UNITED STATES BANKRUPTCY COURT DISTRICT OF MAINE
Jan 10, 2020
613 B.R. 384 (Bankr. D. Me. 2020)

Opinion

Case No. 19-10320

2020-01-10

IN RE: Kenneth L. RAESSLER & Claudia D. Raessler, Debtors

Perry O'Brian, Esq., Bangor, ME, for Debtor. Nathaniel R. Hull, Esq., Verrill Dana LLP, Portland, ME, for Trustee.


Perry O'Brian, Esq., Bangor, ME, for Debtor.

Nathaniel R. Hull, Esq., Verrill Dana LLP, Portland, ME, for Trustee.

MEMORANDUM OF DECISION

Michael A. Fagone, United States Bankruptcy Judge

On their Schedule C, the Debtors claim an exemption in the amount of $2,650 for certain art and paintings and an exemption in the amount of $525 for an antique curved glass cabinet. They identify Me. Rev. Stat. Ann. tit. 14, § 4422(16) as the law allowing these exemptions. The objection of TPL Financial Services, LLC to these claimed exemptions will be overruled.

The Debtors also claim an exemption in the amount of $1,000 for household tools under Me. Rev. Stat. Ann. tit. 14, § 4422(3). TPL previously objected to this claim but withdrew its objection during a hearing on December 12, 2019.

The parties' dispute raises several issues, including whether the Debtors — who do not own a residence — may invoke the unused residence exemption. The analysis begins with Maine's unused residence exemption, which protects from attachment and execution:

[t]he debtor's interest, equal to any unused amount of the exemption provided under subsection 1 but not exceeding $6,000, in any property exempt under subsections 3 and 5 and subsection 14, paragraph D.

Me. Rev. Stat. Ann. tit. 14, § 4422(16). Section 4422(16) refers to the unused amount of the residence exemption provided by Me. Rev. Stat. Ann. tit. 14, § 4422(1) :

A. Except as provided in paragraph B, the debtor's aggregate interest, not to exceed $47,500 in value, in real or personal property that the debtor or a dependent of the debtor uses as a residence, in a cooperative that owns property that the debtor or a dependent of the debtor uses as a residence, or in a burial plot for the debtor or a dependent of the debtor, except that if minor dependents of the debtor have their principal place of residence with the debtor, the debtor's aggregate interest may not exceed $95,000 and except that if the debtor's interest is held jointly with any other person or persons, the exemption may not exceed in value the lesser of $47,500 or the product of the debtor's fractional share times $95,000.

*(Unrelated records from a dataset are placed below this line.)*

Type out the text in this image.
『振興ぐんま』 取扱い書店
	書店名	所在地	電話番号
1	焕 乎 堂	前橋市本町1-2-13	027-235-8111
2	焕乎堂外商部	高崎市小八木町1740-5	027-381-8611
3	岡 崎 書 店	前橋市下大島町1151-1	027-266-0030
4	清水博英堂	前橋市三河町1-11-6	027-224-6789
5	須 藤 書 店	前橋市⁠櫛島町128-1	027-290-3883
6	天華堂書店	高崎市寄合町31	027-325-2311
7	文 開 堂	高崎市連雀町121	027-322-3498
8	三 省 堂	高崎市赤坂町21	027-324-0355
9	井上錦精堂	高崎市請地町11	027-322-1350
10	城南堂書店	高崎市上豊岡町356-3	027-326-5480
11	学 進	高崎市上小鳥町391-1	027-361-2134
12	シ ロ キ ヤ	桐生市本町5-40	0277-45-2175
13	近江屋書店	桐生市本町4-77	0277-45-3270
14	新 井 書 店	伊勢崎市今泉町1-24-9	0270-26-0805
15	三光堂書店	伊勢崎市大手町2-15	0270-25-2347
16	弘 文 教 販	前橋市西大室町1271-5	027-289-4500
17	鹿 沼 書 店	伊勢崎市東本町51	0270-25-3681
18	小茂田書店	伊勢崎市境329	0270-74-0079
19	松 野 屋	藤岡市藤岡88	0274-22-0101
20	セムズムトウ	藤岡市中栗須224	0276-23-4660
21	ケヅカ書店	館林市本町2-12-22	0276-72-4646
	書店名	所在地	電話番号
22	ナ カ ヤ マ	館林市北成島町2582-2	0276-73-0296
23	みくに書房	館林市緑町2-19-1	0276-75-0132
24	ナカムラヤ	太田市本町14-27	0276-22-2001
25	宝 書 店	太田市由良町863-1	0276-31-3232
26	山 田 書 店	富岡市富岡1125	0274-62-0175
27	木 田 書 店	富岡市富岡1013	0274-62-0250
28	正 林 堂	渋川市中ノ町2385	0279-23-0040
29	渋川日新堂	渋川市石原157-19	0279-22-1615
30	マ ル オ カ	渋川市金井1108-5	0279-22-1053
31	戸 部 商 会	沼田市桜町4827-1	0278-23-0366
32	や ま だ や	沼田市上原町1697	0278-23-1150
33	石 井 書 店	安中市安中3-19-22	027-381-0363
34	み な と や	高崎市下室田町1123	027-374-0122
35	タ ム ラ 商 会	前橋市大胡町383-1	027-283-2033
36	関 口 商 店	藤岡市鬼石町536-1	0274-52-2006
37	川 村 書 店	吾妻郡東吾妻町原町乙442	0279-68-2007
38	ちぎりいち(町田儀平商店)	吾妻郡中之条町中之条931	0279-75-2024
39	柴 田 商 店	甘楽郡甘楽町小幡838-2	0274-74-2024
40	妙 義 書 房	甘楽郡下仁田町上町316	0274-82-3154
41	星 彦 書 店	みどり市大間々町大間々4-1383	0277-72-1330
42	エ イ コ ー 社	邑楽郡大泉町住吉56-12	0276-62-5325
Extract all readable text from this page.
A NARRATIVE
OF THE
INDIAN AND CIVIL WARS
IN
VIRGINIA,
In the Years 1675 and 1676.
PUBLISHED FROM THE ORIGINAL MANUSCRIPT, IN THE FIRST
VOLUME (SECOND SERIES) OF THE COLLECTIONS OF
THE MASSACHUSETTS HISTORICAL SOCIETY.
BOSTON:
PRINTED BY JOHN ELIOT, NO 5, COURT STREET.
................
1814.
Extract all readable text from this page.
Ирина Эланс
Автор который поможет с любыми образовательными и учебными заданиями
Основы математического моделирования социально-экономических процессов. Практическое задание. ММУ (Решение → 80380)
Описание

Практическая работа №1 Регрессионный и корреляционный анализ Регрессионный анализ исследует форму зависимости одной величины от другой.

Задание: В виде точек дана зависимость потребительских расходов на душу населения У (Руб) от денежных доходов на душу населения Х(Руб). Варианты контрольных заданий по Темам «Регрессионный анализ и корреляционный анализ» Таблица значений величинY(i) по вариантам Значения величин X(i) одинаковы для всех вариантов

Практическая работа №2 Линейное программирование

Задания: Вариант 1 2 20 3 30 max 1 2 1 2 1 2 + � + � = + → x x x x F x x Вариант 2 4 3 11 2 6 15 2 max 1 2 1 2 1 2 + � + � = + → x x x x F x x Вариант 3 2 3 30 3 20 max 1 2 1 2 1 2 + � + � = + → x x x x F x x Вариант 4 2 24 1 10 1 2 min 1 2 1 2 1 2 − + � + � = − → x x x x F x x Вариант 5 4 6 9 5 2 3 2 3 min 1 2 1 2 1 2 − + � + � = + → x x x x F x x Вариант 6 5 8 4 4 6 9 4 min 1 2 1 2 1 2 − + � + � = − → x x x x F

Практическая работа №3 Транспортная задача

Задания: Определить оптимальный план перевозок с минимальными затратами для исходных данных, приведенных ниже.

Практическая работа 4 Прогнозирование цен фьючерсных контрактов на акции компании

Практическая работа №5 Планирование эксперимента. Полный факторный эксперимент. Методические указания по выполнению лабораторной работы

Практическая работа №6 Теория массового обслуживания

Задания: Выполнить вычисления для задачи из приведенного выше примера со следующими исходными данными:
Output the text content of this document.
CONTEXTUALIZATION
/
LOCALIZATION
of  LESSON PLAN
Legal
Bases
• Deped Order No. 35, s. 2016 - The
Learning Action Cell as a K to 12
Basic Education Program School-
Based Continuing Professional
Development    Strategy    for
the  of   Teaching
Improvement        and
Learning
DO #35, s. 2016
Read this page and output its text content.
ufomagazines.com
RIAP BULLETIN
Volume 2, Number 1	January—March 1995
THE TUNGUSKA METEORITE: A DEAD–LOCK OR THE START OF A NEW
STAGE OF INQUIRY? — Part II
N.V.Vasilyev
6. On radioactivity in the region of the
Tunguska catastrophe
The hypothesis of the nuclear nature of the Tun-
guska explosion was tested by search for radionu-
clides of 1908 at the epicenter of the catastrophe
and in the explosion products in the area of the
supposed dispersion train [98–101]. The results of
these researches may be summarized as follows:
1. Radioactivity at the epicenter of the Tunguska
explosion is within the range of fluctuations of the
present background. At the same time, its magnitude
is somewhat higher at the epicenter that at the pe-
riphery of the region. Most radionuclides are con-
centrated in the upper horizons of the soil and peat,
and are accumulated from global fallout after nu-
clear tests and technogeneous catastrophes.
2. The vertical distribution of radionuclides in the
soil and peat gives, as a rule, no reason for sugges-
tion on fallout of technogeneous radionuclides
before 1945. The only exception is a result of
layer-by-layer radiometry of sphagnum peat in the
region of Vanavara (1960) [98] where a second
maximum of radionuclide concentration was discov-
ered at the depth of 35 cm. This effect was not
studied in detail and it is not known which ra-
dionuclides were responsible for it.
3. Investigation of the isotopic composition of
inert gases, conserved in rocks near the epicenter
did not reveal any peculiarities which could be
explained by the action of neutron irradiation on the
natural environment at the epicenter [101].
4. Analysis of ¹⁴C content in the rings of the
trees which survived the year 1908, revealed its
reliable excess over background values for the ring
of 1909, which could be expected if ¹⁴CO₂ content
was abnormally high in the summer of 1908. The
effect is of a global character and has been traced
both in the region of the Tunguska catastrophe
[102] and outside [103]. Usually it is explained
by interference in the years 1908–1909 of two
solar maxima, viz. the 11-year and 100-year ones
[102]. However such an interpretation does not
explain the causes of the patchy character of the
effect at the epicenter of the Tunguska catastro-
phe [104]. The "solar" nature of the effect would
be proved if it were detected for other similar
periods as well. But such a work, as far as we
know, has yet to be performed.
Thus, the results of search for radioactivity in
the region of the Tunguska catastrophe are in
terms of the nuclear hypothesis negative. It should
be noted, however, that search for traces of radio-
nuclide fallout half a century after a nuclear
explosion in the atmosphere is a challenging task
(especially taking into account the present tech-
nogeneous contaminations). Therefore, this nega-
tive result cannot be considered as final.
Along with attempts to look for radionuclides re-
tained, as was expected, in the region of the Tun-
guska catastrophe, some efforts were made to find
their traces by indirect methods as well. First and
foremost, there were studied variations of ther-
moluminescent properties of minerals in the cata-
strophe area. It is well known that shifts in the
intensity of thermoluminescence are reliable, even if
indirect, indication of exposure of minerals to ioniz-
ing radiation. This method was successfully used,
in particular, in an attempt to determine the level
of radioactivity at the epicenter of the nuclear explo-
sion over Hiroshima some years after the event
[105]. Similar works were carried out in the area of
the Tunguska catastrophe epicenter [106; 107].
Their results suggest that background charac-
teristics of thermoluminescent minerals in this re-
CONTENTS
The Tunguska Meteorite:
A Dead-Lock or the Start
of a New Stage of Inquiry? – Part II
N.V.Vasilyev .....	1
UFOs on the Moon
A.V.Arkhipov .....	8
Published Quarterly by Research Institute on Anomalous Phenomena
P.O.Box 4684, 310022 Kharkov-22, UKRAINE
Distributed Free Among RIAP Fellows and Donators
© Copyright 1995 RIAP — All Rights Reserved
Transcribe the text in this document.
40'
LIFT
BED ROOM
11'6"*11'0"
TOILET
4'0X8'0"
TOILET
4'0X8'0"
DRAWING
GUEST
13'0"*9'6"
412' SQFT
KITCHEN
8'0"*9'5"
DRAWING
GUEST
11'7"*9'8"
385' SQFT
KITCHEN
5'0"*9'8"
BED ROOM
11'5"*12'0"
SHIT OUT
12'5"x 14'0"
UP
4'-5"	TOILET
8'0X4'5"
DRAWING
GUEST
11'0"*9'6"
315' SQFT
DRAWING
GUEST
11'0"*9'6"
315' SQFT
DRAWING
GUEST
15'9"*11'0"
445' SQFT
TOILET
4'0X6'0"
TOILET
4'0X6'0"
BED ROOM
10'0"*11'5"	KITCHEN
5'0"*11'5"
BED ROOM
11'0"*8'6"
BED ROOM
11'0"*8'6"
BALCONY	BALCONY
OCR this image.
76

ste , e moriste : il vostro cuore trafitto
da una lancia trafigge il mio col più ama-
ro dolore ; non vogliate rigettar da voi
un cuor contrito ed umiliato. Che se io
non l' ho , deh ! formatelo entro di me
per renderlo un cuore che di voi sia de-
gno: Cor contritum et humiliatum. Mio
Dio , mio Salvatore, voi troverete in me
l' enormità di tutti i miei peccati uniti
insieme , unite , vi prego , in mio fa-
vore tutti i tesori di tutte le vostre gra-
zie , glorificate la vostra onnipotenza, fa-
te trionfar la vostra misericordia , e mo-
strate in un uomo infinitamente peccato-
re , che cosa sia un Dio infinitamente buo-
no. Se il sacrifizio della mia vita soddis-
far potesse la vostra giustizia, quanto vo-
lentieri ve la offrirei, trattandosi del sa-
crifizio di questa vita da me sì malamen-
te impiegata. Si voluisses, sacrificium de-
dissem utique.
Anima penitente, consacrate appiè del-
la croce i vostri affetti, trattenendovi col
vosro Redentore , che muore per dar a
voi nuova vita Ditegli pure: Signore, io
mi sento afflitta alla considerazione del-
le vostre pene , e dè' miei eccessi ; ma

B. The debtor's aggregate interest, not to exceed $95,000 in value, in property described in paragraph A, if the debtor or a dependent of the debtor is either a person 60 years of age or older or a person physically or mentally disabled and because of such disability is unable to engage in substantial gainful employment and whose disability has lasted or can be expected to last for at least 12 months or can be expected to result in death; except that if the debtor's interest is held jointly with any other person or persons, the exemption may not exceed in value the lesser of $95,000 or the

product of the fractional share of the debtor's interest times $190,000. This paragraph does not apply to liens obtained prior to its effective date or to judgments based on torts involving other than ordinary negligence on the part of the debtor.

C. That portion of the proceeds from any sale of property which is exempt under this section shall be exempt for a period of 6 months from the date of receipt of such proceeds for purposes of reinvesting in a residence within that period.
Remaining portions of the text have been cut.